Neat what you can do with a small population and when one of your biggest expenses get pond off on someone else.

Switzerland pays for it's defense (they even give an automatic weapon to every single citizen, along with training in guerrilla warfare) and they're doing pretty damn good.

France and the UK have respectable defensive armies and won't be toppled by anyone any time soon.

Most of Europe is actually doing just fine on the defense front. The difference is that in the US defense means offense. We have a power projection capability that no other nation has and we are very proactive in using it... that's not really defense but it's certainly a form of power.

No one has attacked the Swiss in hundreds of years. They all have their money stashed there. Also the terrain is some of the worst for fighting. Lastly in truth what is there to get there? Pretty country, but no real advantage of having it.

Yes the UK has/ddoes have a good military. I also don't normally include them in the "Europe" tag. They occupy a special place and have for years. No Europe but still Europe. They don't even fit into the true EU now.

France is a joke. Always has been for that matter in modern times.

The rest has been propped up by the US sense WWII. Even Germany which I ill admit is the best of the "Continental" Europe, would not last more then a couple weeks in a real war. But as long as Russia does not start anything they would be fine.

From 1945-1990 the US held Europe from the east with only token support from most of Europe. This allowed them to divert that funding into their "Social" programs and build what they have now. I have watched the EU military when they went in to Bosnia after the US pulled out. They are a joke.

Should we have done this after WWII? Different question. Personally I think we got stuck with the role of the police of the world and should of forced others to take their share of the burden. But by the late 70's that was impossible.

Western Europe is gone as a power.

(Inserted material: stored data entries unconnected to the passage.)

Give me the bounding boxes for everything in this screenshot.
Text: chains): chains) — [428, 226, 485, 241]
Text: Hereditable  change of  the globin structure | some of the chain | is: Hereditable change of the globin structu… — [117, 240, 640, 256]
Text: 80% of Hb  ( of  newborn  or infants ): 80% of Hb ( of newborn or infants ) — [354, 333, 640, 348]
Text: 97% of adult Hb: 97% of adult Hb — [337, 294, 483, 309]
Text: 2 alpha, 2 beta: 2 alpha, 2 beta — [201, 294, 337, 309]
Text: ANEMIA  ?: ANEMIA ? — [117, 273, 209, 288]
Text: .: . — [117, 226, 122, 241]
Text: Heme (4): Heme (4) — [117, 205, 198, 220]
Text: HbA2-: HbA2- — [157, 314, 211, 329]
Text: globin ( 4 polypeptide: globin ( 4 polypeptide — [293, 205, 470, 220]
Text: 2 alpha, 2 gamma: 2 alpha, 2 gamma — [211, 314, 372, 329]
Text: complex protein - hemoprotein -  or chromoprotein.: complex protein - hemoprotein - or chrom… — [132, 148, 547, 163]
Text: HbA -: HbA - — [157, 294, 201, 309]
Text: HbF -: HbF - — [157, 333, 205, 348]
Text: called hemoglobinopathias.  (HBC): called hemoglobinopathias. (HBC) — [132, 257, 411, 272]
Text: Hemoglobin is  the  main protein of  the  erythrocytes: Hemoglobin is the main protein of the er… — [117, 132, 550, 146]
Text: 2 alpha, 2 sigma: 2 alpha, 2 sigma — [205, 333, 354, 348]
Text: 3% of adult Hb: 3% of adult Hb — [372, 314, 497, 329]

The EU is crumbling after less then 20 years. Eastern Europe is becoming stronger and the Russian bear is waking back up. The Social programs of Western Europe are bankrupting most of them and their only real hope now is that the growing Eastern European countries take-up the defense or that the Russian bear dies down or keeps looking south.

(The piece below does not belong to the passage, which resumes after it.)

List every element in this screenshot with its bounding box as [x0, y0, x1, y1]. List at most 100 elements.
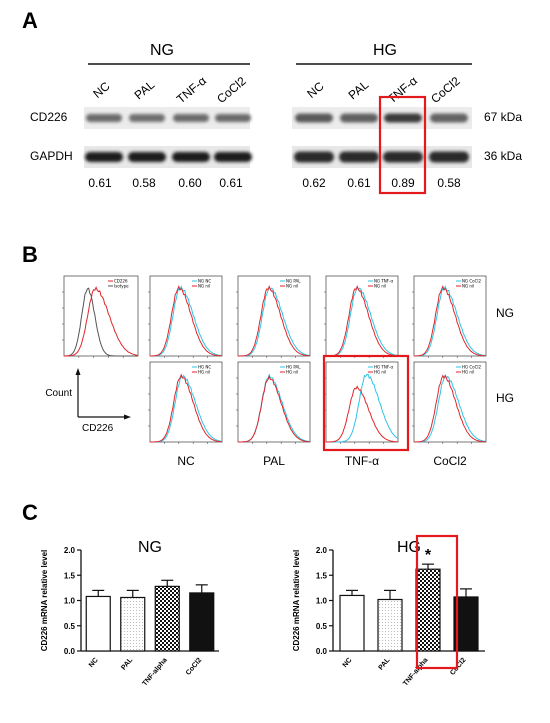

True a few of the smaller countries like Norway and Sweden might keep it up. They also have some of the smallest populations, but most the other are on the down slide. The same thing happened in the USSR. Their "communist" experiment lasted until the US forced them to over extend militarily and they could no longer keep up the social programs. Their advantage was size and fact that they where more draconian in dealing with the social issues and did not care what the people thought.